Your program (code) will be compared against all the other programs in the class, by the MOSS program, to determine how similar it is (as an indication of plagiarism). So be sure that the code you submit is code that you actually wrote yourself! The same type of comparison is also planned for the reports.

    3. Even if you didn’t finish, or didn’t get the MIPS codes working, you must submit your code to the

Moodle Assignment for similarity checking.




7

    4. Your codes will be compared against all the other codes in the class, by the MOSS program, to determine how similar it is (as an indication of plagiarism). So be sure that the code you submit is code that you actually wrote yourself!

    5. At the beginning of your submission files include the following make sure that each of them is in a separate line: CS224, Lab No., Section No., Your Full Name, Bilkent ID.

    6. For your preliminary and lab works to be graded you must attend the lab.

Part 4 . Cleanup

    1. After saving any files that you might want to have in the future to your own storage device, erase all the files you created from the computer in the lab.

    2. When applicable put back all the hardware, boards, wires, tools, etc where they came from.

    3. Clean up your lab desk, to leave it completely clean and ready for the next group who will come.

------------------------------------------------------------------------------------------------------------------------------

LAB POLICIES

    1. You can do the lab only in your section. Missing your section time and doing in another day is not allowed.

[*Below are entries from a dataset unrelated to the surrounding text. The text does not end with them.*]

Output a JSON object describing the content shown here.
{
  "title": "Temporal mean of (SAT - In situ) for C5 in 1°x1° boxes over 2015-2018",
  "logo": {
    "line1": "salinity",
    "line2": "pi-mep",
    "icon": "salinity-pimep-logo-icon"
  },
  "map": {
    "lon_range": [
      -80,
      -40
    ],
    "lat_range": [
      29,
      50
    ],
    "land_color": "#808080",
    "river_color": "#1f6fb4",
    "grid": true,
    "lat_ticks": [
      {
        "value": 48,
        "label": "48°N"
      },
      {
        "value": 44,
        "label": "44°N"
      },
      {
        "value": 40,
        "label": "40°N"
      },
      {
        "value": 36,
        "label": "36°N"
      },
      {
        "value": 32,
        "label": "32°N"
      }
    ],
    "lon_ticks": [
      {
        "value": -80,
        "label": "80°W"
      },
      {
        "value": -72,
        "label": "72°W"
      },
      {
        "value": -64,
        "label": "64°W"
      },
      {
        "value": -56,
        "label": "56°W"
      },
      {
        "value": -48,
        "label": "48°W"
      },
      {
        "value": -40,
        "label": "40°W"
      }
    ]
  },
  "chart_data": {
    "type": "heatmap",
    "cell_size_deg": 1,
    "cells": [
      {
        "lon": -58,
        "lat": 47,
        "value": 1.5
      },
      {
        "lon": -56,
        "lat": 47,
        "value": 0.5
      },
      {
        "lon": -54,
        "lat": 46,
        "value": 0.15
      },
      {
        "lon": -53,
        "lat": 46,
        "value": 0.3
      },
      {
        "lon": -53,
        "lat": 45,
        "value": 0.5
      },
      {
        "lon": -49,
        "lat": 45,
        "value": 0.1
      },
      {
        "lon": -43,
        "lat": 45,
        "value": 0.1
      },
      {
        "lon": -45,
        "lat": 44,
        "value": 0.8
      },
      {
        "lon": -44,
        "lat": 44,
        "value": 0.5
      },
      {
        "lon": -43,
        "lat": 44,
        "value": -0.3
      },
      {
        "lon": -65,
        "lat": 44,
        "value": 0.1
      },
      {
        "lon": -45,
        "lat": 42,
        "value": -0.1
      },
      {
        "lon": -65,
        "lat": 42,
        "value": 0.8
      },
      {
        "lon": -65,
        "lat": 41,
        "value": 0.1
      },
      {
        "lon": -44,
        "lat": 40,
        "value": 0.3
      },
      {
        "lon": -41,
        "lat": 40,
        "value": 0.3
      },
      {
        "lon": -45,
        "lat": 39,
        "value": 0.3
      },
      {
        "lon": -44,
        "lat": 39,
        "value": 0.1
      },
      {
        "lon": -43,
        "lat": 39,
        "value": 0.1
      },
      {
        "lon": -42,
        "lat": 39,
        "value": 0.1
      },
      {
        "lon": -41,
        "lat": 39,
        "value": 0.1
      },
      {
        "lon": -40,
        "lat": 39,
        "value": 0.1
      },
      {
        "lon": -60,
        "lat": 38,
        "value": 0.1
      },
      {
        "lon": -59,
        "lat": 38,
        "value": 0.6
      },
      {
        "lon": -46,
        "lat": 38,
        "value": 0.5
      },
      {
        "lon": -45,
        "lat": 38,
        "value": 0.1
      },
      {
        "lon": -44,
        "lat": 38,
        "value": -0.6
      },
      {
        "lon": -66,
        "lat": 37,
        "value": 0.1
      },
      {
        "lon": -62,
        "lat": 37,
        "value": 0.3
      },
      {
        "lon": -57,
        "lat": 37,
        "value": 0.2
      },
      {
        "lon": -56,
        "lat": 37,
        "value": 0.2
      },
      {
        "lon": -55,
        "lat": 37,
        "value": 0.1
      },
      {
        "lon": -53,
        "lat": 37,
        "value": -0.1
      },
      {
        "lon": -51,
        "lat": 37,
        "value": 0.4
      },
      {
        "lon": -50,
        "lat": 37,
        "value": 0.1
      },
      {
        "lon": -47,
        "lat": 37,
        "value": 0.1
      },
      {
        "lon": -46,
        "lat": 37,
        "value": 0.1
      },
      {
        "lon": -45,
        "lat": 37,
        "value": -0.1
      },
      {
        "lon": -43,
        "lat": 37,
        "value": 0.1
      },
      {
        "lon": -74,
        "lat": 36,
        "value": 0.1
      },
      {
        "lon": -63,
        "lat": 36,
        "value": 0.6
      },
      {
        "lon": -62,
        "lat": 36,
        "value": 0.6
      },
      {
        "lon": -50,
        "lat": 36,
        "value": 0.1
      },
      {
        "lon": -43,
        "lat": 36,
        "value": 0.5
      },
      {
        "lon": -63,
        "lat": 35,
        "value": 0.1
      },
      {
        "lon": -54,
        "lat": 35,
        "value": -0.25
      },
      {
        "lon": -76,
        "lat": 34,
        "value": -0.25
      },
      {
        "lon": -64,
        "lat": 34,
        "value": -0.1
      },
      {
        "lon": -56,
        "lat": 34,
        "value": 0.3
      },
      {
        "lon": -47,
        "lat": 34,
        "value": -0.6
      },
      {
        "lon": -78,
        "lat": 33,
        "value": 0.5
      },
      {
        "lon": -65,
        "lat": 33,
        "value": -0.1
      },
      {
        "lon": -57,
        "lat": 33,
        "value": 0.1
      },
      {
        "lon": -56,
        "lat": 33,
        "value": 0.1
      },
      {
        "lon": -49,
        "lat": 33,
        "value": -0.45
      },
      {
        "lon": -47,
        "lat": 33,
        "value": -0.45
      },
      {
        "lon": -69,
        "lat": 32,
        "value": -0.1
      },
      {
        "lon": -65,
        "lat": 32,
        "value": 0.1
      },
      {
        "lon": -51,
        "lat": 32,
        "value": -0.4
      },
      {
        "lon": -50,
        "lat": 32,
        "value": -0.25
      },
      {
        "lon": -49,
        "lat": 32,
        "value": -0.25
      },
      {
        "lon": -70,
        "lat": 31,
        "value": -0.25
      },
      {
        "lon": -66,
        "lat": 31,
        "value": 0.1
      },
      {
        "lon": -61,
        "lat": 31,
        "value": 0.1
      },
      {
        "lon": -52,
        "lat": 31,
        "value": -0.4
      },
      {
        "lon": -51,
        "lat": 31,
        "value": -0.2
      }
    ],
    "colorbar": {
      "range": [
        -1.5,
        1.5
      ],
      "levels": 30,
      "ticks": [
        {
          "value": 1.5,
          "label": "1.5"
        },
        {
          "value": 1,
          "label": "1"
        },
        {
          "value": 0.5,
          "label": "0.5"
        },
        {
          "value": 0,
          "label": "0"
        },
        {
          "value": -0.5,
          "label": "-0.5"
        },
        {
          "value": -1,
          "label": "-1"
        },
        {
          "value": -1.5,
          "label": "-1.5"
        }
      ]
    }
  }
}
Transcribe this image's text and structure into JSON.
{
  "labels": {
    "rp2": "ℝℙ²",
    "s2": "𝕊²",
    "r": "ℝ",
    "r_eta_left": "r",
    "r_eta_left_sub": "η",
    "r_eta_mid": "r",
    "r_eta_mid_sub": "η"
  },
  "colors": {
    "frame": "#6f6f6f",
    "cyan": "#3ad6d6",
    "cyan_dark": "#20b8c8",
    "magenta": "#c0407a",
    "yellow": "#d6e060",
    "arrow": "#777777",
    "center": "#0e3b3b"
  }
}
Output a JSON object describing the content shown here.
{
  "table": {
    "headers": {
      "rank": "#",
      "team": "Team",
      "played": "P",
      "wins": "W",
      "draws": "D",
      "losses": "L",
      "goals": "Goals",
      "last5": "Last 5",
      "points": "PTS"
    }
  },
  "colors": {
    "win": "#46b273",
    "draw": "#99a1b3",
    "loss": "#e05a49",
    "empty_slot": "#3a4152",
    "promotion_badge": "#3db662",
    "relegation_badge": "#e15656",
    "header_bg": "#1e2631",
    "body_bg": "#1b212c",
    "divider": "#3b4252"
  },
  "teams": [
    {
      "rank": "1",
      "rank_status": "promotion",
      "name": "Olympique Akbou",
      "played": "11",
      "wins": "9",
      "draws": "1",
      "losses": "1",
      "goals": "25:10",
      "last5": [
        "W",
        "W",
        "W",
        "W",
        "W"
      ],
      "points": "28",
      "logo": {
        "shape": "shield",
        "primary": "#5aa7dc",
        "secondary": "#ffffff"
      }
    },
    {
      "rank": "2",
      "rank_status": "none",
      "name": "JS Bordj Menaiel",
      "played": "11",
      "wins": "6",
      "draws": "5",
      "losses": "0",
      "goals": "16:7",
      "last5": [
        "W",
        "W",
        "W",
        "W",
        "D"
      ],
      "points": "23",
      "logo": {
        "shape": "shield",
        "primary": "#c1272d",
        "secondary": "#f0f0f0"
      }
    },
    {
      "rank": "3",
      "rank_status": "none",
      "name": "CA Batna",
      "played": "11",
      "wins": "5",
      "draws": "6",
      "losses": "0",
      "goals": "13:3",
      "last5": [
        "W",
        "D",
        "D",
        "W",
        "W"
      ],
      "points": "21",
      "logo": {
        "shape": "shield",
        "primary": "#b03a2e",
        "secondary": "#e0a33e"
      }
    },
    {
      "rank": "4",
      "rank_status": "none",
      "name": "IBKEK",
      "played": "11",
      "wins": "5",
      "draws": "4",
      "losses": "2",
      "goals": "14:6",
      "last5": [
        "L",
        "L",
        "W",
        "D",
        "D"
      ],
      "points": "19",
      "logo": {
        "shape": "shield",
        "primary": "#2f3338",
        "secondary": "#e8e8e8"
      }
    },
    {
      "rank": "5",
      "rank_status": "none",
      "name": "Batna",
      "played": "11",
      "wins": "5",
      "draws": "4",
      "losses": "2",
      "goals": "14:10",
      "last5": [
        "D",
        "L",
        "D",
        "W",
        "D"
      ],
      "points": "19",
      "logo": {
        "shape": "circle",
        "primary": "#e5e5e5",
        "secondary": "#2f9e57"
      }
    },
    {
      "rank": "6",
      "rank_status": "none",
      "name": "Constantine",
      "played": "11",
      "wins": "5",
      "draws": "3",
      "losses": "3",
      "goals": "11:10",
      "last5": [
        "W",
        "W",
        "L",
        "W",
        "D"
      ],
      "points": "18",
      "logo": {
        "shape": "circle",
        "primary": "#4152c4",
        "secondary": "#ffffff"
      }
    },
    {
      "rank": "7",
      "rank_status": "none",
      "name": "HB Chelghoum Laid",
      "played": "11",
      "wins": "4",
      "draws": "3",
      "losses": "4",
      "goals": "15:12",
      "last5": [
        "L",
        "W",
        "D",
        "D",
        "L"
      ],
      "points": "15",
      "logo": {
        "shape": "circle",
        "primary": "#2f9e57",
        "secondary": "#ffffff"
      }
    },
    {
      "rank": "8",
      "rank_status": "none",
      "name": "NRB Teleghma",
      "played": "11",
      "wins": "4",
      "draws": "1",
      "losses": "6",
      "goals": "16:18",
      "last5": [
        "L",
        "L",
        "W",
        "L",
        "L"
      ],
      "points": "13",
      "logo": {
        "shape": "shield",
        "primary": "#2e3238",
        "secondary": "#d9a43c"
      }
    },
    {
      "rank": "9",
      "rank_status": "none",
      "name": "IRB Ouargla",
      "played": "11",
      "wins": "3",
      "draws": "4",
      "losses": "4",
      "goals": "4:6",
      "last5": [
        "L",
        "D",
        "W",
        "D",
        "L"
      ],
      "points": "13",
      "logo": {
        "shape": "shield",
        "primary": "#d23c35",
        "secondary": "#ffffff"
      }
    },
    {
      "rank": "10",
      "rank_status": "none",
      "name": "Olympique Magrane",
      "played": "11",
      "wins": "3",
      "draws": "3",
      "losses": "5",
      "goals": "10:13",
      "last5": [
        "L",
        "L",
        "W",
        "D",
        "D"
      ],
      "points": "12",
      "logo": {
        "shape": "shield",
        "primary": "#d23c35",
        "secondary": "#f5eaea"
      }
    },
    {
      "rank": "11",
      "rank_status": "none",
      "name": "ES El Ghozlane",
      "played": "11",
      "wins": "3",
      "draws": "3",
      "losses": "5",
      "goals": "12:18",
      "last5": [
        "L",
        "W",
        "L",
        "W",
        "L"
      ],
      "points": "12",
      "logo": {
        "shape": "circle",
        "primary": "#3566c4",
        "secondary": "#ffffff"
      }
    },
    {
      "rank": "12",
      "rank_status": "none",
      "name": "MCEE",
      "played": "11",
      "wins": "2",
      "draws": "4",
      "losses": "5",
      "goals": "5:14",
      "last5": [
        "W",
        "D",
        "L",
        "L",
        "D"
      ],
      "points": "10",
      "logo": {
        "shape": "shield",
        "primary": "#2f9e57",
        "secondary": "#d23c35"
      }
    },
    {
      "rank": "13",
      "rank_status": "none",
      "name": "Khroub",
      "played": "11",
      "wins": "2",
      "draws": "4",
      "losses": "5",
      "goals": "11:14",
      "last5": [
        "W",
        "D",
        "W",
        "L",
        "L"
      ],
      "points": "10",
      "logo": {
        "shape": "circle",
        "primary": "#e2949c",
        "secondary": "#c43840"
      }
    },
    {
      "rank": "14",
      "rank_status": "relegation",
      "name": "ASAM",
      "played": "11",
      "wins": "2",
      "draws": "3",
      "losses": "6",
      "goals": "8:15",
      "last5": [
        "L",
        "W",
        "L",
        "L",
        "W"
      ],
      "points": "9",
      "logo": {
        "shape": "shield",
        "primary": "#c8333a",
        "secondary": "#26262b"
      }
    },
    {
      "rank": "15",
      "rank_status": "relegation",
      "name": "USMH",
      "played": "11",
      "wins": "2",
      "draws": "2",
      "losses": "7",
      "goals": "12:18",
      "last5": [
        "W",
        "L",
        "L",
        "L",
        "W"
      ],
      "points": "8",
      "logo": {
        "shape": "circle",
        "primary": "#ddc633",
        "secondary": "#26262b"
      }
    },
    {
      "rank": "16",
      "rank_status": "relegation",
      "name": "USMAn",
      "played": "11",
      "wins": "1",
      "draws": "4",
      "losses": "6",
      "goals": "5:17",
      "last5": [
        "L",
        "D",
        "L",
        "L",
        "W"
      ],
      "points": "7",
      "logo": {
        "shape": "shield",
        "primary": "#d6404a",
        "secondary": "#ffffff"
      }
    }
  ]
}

    2. The questions asked by the TA will have an effect on your lab score.

    3. Lab score will be reduced to 0 if the code is not submitted for similarity testing, or if it is plagiarized. MOSS-testing will be done, to determine similarity rates. Trivial changes to code will not hide plagiarism from MOSS—the algorithm is quite sophisticated and powerful. Please also note that obviously you should not use any program available on the web, or in a book, etc. since MOSS will find it. The use of the ideas we discussed in the classroom is not a problem.

    4. You must be in lab, working on the lab, from the time lab starts until your work is finished and you leave.

    5. No cell phone usage during lab.

    6. Internet usage is permitted only to lab-related technical sites.